The back cover of a book is generally a place that publishers festoon with accolades for the book’s author and his current or previous works. It’s a place to put snippets of glorifying raves issued by those who should know what they’re talking about. In other words, the back cover is a sales pitch for what’s inside.

Consider then that on the back of That is All, John Hodgman’s third and final installment in his Complete World Knowledge trilogy, there is only one simple nine-word quote attributed to fellow author Neil Gaiman (Coraline, episodes of Dr.
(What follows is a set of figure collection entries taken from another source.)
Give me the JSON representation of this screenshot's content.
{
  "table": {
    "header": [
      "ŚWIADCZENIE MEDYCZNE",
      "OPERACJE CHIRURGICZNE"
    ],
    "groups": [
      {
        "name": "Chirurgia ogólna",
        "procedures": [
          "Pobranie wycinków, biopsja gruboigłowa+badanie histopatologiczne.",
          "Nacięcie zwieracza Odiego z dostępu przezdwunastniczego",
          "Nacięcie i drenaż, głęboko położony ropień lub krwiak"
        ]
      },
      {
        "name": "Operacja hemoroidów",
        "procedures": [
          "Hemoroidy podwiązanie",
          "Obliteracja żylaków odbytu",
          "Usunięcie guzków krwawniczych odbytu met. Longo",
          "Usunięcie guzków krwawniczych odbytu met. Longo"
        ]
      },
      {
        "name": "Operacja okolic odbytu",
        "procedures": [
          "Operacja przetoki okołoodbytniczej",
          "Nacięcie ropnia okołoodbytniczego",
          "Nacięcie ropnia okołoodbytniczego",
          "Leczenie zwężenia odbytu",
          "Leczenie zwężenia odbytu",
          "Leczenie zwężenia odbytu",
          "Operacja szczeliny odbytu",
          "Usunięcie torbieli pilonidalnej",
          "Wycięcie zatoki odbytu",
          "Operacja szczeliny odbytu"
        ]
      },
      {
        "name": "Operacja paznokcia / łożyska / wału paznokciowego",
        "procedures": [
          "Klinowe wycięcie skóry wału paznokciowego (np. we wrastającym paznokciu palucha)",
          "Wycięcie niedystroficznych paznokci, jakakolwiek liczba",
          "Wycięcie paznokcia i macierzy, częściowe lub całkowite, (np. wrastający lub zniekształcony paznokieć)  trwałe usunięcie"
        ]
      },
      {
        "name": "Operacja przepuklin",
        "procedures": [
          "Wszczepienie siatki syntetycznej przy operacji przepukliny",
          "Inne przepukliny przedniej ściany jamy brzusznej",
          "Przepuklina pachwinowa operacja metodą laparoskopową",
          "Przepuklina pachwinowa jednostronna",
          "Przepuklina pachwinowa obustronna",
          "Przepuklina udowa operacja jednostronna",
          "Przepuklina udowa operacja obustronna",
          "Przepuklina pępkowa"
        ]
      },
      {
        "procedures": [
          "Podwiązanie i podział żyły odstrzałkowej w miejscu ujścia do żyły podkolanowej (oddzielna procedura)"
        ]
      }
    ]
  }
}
Who.)” “If you meet Hodgman on the road, kill him.”

There’s a reason for this. Hodgman has a very twisted sense of humor, and this tongue-in-cheek tone is packed full of witticisms like, “The Da Vinci bat of South America is not actually a bat but a mouse wearing little wings it fashioned out of sticks and bat skin” and “You can bring a monkey into a restaurant in France if you explain that it is your witch-daughter.”

Want to know what pairs nicely with a glass of rose? Hodgman suggests a bowl of brown. Advice for those about to embark on a cruise includes instruction not to “interrupt the wild-eyed man clothed only in clacking dried crab shells and a seaweed skirt who is screaming to the clouds---he is the Crab Claw Priest, Minister of the Waves, and he is keeping the sea serpents away.”

Whether he’s talking about sports, foreign customs, crime or magic---and at 1,000 pages he talks a lot here---Hodgman is nothing short of bat-shit crazy. And quite funny. Not everyone will “get” That is All, but those who do will have hours and hours of fun with this “bathroom reader”-style book.